The Dynamics of Mapping African Fiction.
If your goal was to read books from all over the African continent, how would you keep track of the books you’ve read? How do you avoid reading books from the same country or region? These are some of the questions we’ve been asking ourselves over the months while trying to spread our reading across as much of the continent as possible.
We have, in our book club, so far read a book from Ghana, one from Nigeria, one from Somalia, and one by a Jamaican national. Having read two books from West Africa, we would like to avoid that region going forward. But how do we do that without having to cram each author’s biographical details?
After we used google mapping to locate a number of book clubs on the continent. We had (what we thought then was) a brilliant idea. Mapping African fiction using the author’s location of birth. Such a map would answer some of the questions we’ve been trying to answer.
So where do we begin? With books we’ve read, we thought. But considering the fact that we grew up on Roald Dahl and JK Rowling, there was not much to go about. So we decided on Africa’s 100 best books of the 20th Century. Compiled by fellows at the Leiden African Studies Center, the 2002 list provided a steady stool to stand on. So we started mapping.
Our first challenge came as soon as we went beyond the Top 12 on the list. Books in languages other than English. Many of the books on the list are in colonial languages and a handful in local languages. This made sense, since the listings are from a period just after the scramble for Africa.
The first book on the list is Thomas Mofolo’s Chaka, which he wrote in Sesotho. Second is Sol Plaatjie’s Mhudi, which is said to be the first African novel published in English. Soon after, you encounter one of two books by South African’s written in a local language before the National Party won the elections in 1948. The first being Archibald Campbell Mzolisa Jordan’s Ingqumbo Yeminyanya (The Wrath of the Ancestors), 1940, then Benedict Wallet Vilakazi’s Amal’ezulu (1945).
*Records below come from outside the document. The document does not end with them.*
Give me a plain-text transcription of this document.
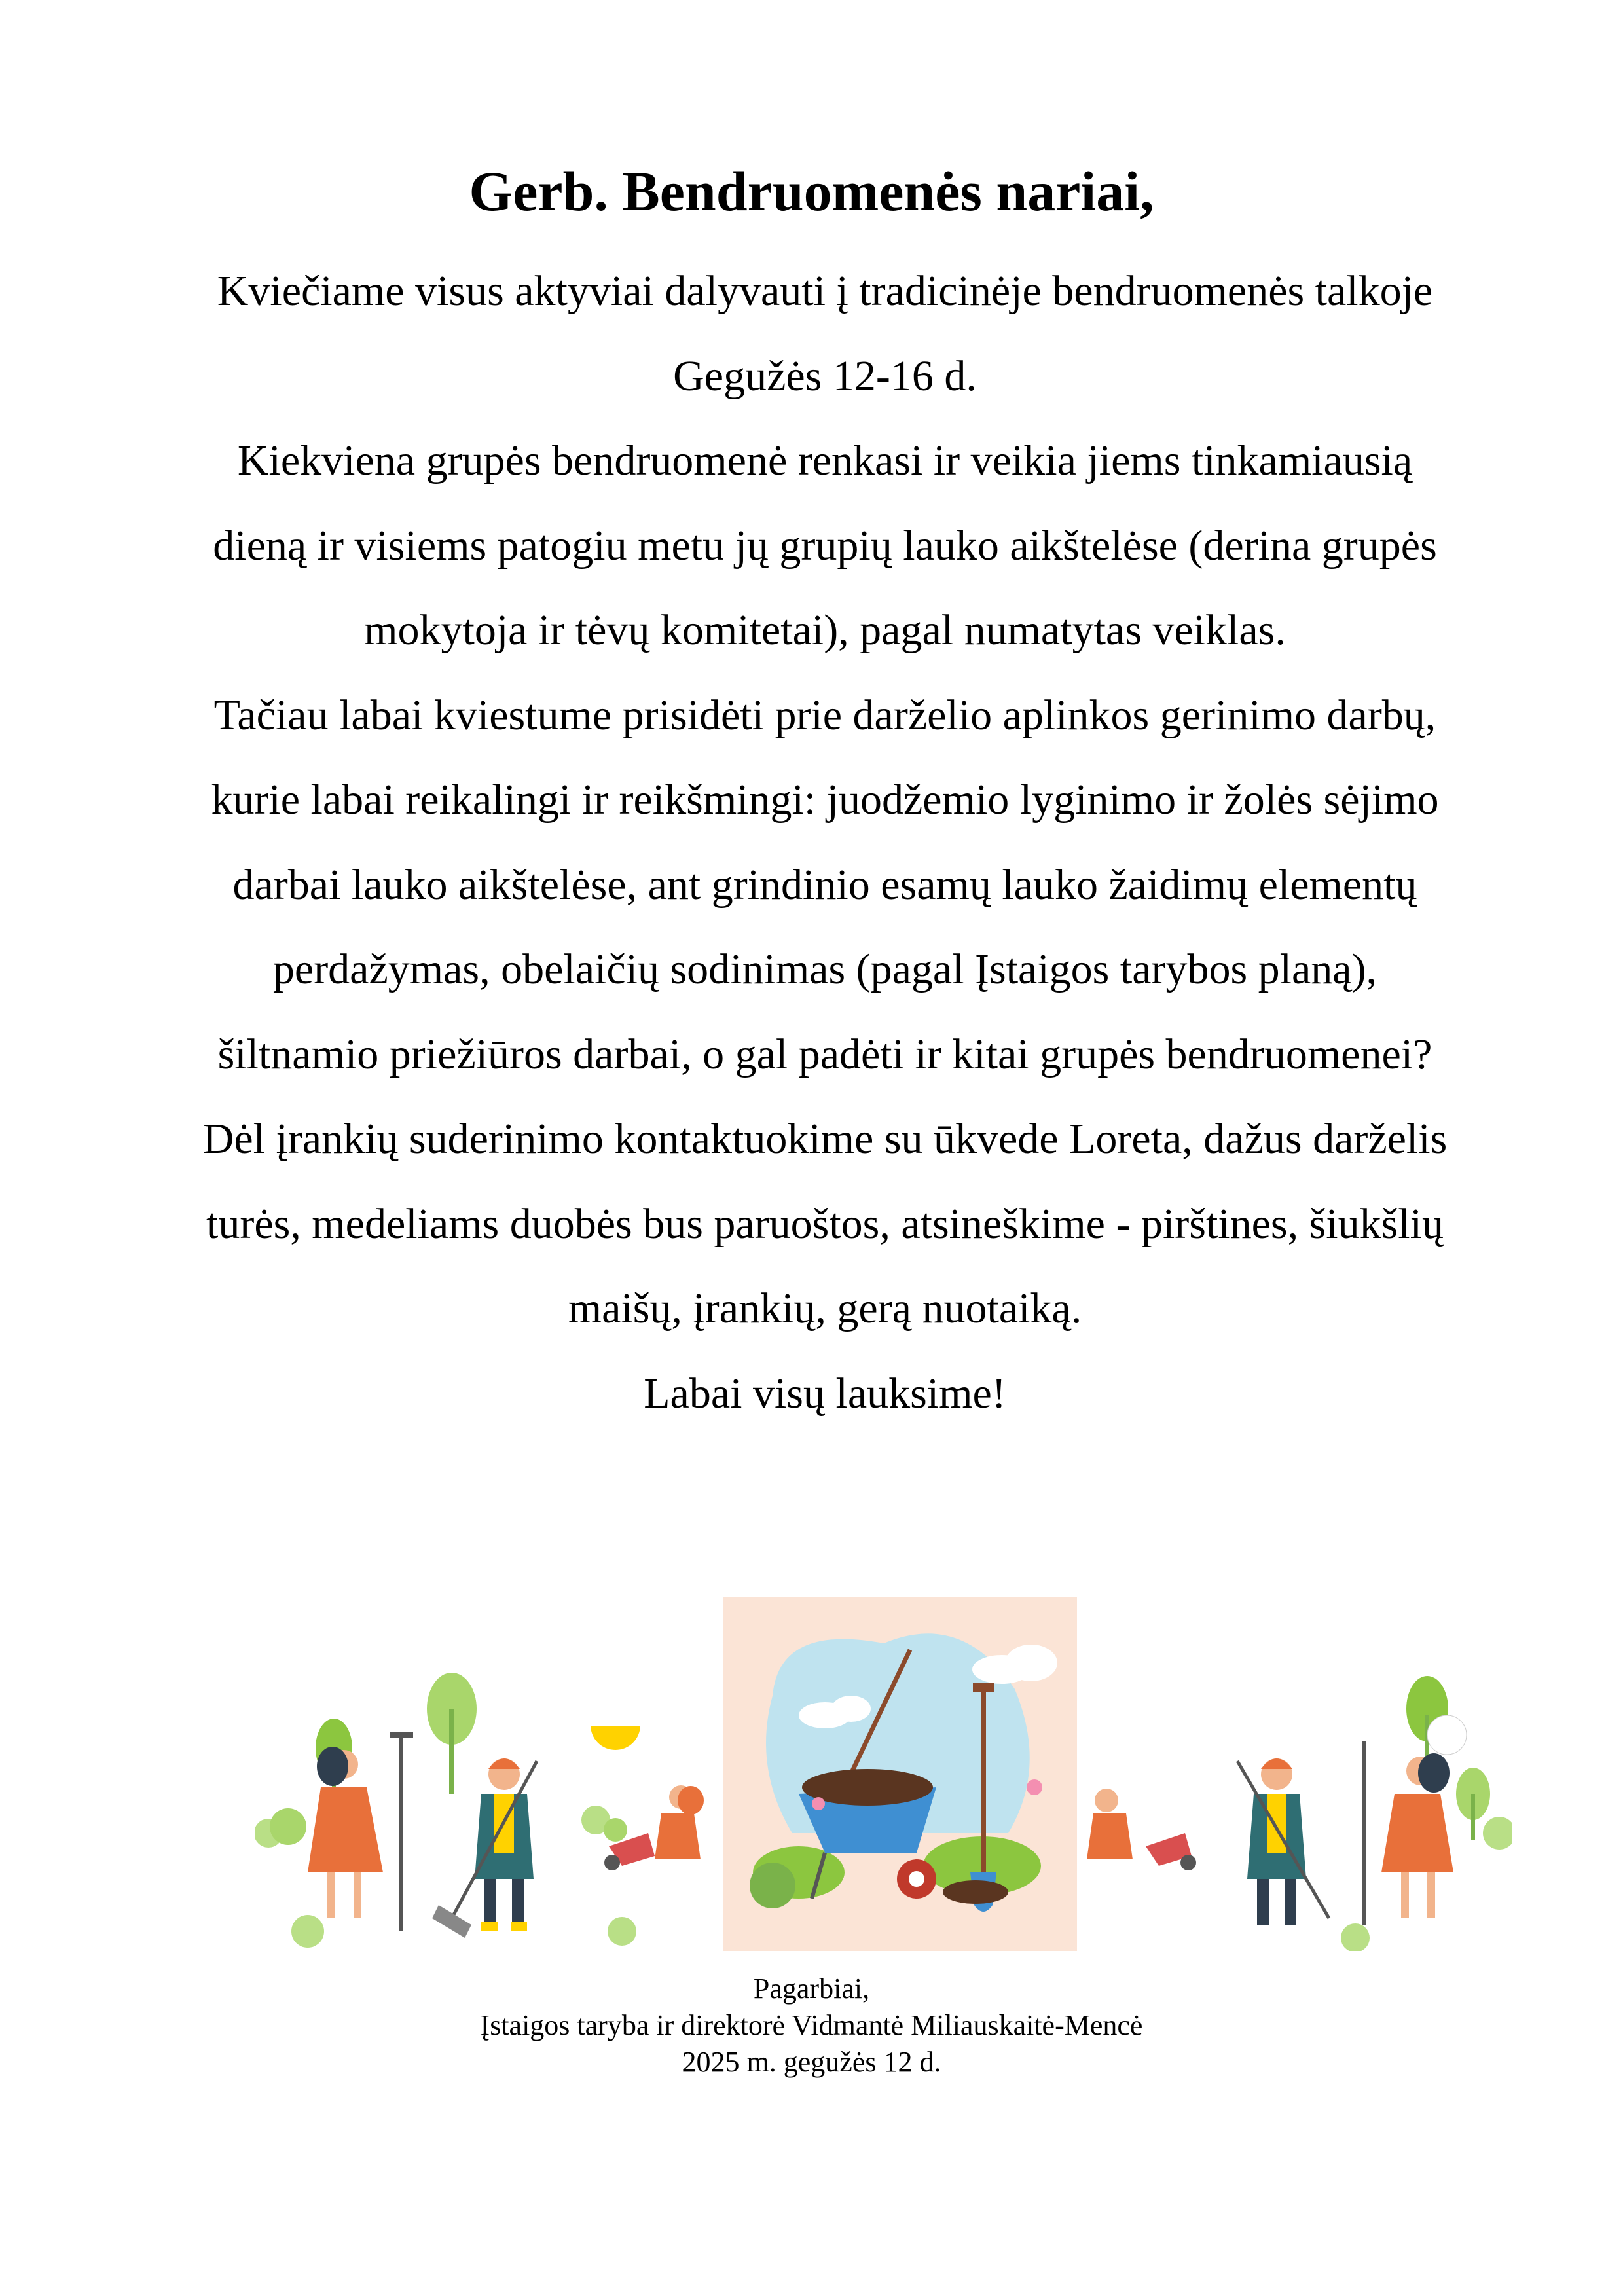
Gerb. Bendruomenės nariai,

Kviečiame visus aktyviai dalyvauti į tradicinėje bendruomenės talkoje Gegužės 12-16 d.

Kiekviena grupės bendruomenė renkasi ir veikia jiems tinkamiausią dieną ir visiems patogiu metu jų grupių lauko aikštelėse (derina grupės mokytoja ir tėvų komitetai), pagal numatytas veiklas.

Tačiau labai kviestume prisidėti prie darželio aplinkos gerinimo darbų, kurie labai reikalingi ir reikšmingi: juodžemio lyginimo ir žolės sėjimo darbai lauko aikštelėse, ant grindinio esamų lauko žaidimų elementų perdažymas, obelaičių sodinimas (pagal Įstaigos tarybos planą), šiltnamio priežiūros darbai, o gal padėti ir kitai grupės bendruomenei?

Dėl įrankių suderinimo kontaktuokime su ūkvede Loreta, dažus darželis turės, medeliams duobės bus paruoštos, atsineškime - pirštines, šiukšlių maišų, įrankių, gerą nuotaiką.

Labai visų lauksime!

Pagarbiai,

Įstaigos taryba ir direktorė Vidmantė Miliauskaitė-Mencė

2025 m. gegužės 12 d.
Jordan is known the intellectual pioneer of African studies in South Africa, while Vilakazi was the first black South African to receive a Ph.D.
Chinua Achebe’s Things Fall Apart is the first Heinemann African Writer’s Series title to appear on our list, followed by Arrow of God, Flora Nwapa’s Efuru, Ama Ata Aidoo’s The Beautyful Ones Are Not Yet Born, Christopher Okigbo’s Labyrinths, Buchi Emecheta’s The Joy’s of Motherhood, and Bessie Head’s Maru. Sol Plaatjie’s Mhudi also made the list in 1979.
If you look carefully you’ll notice that 1979 was a particularly busy year on this list, with seven books published that year, three of which are South African. Mtutuzeli Matshoba’s Call Me Not A Man, Nadine Gordimer’s Burgher’s daughter, and Andre Brink’s A Dry White Season. All three focus on the brutalities of apartheid.
As the list crosses over to the 21st Century, you’ll notice that Sello Duiker is the only author on the list that is late (marked with blue), the rest are still living (marked with red). We have marked the book we are currently reading in yellow, and all those already read with a tick.
If you search google for best book of the year from the year 2000, you’ll realise that African literature only started featuring on the international list in 2013, with Chimamanda Adichie’s Americanah. The narrative also changes with the turn of century. While 20th century literature focused on the harshness of the time, the 21st century takes a lighter load to the printers.
Although the map opens new doors for looking at African fiction, it also has its limitations. When authors are born in the same city, only the last listed author will be visible when hovering over the map. This means you will not necessarily see on the map that Mtuthuzeli Mashoba, Niq Mhlongo, and Mohale Mashigo were born in Soweto.
The list also brings into question the idea of African Literature, what it is, and who it is by. Chinua Achebe deals with the issue in an article titled The African Writer and the English Language, but he also confesses that there is no real answer. The Fact that the list is rooted on the place of birth of the author, we found ourselves leaving out authors such as Yewande Omotosto who was born in Barbados, and books such as FELA: this Bitch of a Life because it was edited by Carlos Moore, who is from Cuba.
The map opened doors to other questions. Questions such as which of these books were once banned and why, which books were a response to other books (As Seasons of Migration North was to Heart of Darkness), how have book covers moved to represent the actual story, and also why so many authors used a pseudonym.
If you take a look at the entire map you’ll notice that a lot of North – , North Eastern – , and Central African countries are not represented. I’m sure that this is not because there aren’t published works from there, they just are not as popular. Another question then will be, what determines popularity, or rather, what makes a great book?
There are still a lot of books to be mapped, a lot more questions to be asked. All this is part of a bigger picture.